George Washington Papers

From George Washington to Thomas Jefferson, 1 August 1786

To Thomas Jefferson

Mount Vernon Augt 1st 1786.

Dear Sir,

The letters you did me the favor to write to me on the 4th & 7th of Jany have been duly received.

In answer to your obliging enquiries respecting the dress, attitude &ca which I would wish to have given to the Statue in question—I have only to observe that not having a sufficient knowledge in the art of sculpture to oppose my judgment to the taste of Connoisseiurs, I do not desire to dictate in the matter—on the contrary I shall be perfectly satisfied with whatever may be judged decent and proper. I should even scarcely have ventured to suggest that perhaps a servile adherence to the garb of antiquity might not be altogether so expedient as some little deviation in favor of the modern custom, if I had not learnt from Colo. Humphreys that this was a circumstance hinted in conversation by Mr West to Houdon. This taste, which has been introduced in painting by West, I understand is received with applause & prevails extensively.

I have taken some pains to enquire into the facts respecting the medals of the Cincinnati, which Majr L’Enfant purchased in France. It seems that when he went to Europe in 1783 he had money put into his hands to purchase a certain number, and that conceiving it to be consonant with the intentions of the Society, he purchased to a still greater amount—insomuch that a Committee of the Genl Meeting, upon examining his Acct reported a balle due to him of Six hundred & thirty dollars, wch report was accepted. This money is still due, and is all that is due from the Society of the Cincinnati as a Society. General Knox has offered to pay the amount to Majr L’Enfant, but as it has become a matter of some public discussion, the latter wished it might remain until the next Genl Meeting, which will be in May next. In the meantime Genl Knox (who is Secretary Genl) has, or will write fully on the Subject to the Marquis de la Fayette, from whom he has had a letter respecting the business.1

We have no news of importance And if we had, I should hardly be in the way of learning it; as I divide my time between the superintendence of opening the navigations of our rivers & attention to my private concerns. Indeed I am too much secluded from the world to know with certainty, what sensation the refusal of the British to deliver up the Western posts, has made on the public mind. I fear the edge of its sensibility is somewhat blunted. Fœderal measures are not yet universally adopted. New York, wch was as well disposed a State as any in the Union is said to have become in a degree antifoederal. Some other States are, in my opinion, falling into very foolish & wicked plans of emitting paper money. I cannot however give up my hopes & expectations that we shall ere long adopt a more liberal system of policy. What circumstances will lead, or what misfortunes will compel us to it, is more than can be told without the spirit of prophecy.
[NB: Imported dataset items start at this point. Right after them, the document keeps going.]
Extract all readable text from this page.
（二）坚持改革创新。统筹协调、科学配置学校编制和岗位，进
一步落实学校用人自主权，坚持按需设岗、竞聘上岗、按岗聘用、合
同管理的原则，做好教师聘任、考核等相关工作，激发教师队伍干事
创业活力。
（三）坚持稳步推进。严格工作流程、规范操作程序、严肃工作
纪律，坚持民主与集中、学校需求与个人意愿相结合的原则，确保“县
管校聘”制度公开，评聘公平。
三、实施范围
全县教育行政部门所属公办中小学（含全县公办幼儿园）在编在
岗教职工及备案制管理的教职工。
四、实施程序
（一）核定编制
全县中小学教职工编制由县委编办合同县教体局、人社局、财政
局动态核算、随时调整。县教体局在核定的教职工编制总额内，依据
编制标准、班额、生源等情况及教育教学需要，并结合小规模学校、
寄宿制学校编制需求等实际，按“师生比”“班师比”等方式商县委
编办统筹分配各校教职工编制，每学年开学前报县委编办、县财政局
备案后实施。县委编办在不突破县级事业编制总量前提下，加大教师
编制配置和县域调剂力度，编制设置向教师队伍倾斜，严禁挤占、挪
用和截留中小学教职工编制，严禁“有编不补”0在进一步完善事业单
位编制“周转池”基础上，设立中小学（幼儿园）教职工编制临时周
In the meantime the people are industrious, œconomy begins to prevail, and our internal governments are, in general, tolerably well administered.

You will probably have heard of the death of Genl Greene before this reaches you, in which case you will, in common with your Countrymen, have regretted the loss of so great and so honest a man. Genl McDougall, who was a brave Soldier & a disinterested patriot, is also dead—he belonged to the Legislature of his State, the last act of his life, was (after being carried on purpose to the Senate) to give his voice against the emission of a paper currency.2 Colo. Tilghman, who was formerly of my family, died lately & left as fair a reputation as ever belonged to a human character. Thus some of the pillars of the revolution fall. Others are mouldering by insensible degrees. May our Country never want props to support the glorious fabrick! With sentiments of the highest esteem & regard, I have the honor to be Dear Sir Yr Most Obedt & very Hble Servt

Go: Washington

ALS, DLC: Jefferson Papers; LB, DLC:GW.

2Alexander McDougall (1732–1786), one of the leaders of the radical movement in New York before the Revolution, was made major general in the Continental army in 1777. He was a member of the New York senate from 1783 until his death.